Standing on a partly submerged sand-bank, in the middle of the stream, dripping wet and "full of strange oaths," was the Junior Watchkeeper. The point of his rod was agitated like the staff of a Morse signaller's flag, while a smother of foam and occasional glimpses of a silver belly twenty yards up-stream testified that the age of miracles had not yet passed.
"Play him, you fool!" yelled the A.P.
"Can't," wailed the Junior Watch-keeper, battling with the rod. "The reel's jammed!"
"Look out, then!" shouted the Young Doctor, and the safety-catch of his gun snapped. "Let me have a shot----"
But the Junior Watch-keeper had abandoned his rod. Seizing the stout line in his fingers, his feet braced in the yielding sand, shamelessly he hauled the lordly fish, fighting, to his feet. "Come on," he spluttered, "bear a hand, you blokes!" The "blokes" rushed into the shallows, and together they floundered amid a tangle of line and showers of spray, grabbing for its gills. Eventually it was flung ashore, and the _coup de grace_ administered with the butt-end of the A.P.'s gun.
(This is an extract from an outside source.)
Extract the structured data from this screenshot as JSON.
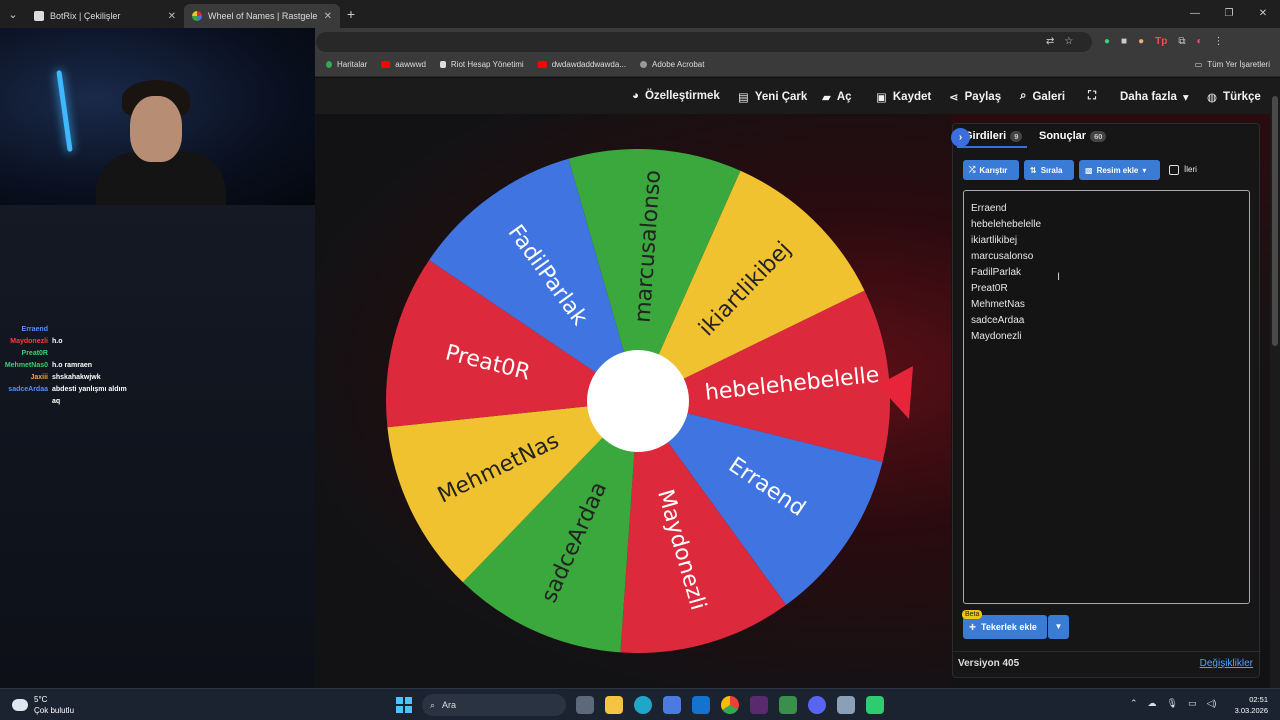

"Thirty pounds, if it's an ounce," gasped the Junior Watch-keeper, wringing the water out of his trousers. They stood and surveyed it in amazed silence, struck dumb with the wonder of the thing. Contrasted with the salmon as they knew it--decorated with sprigs of fennel on a fishmonger's slab--it looked an uncouth creature, with an underhung jaw and a curiously arched back. The A.P. prodded it suspiciously with the toe of his boot.
"'S'pose it's all right--eh? Clean run, an' all the rest of it?"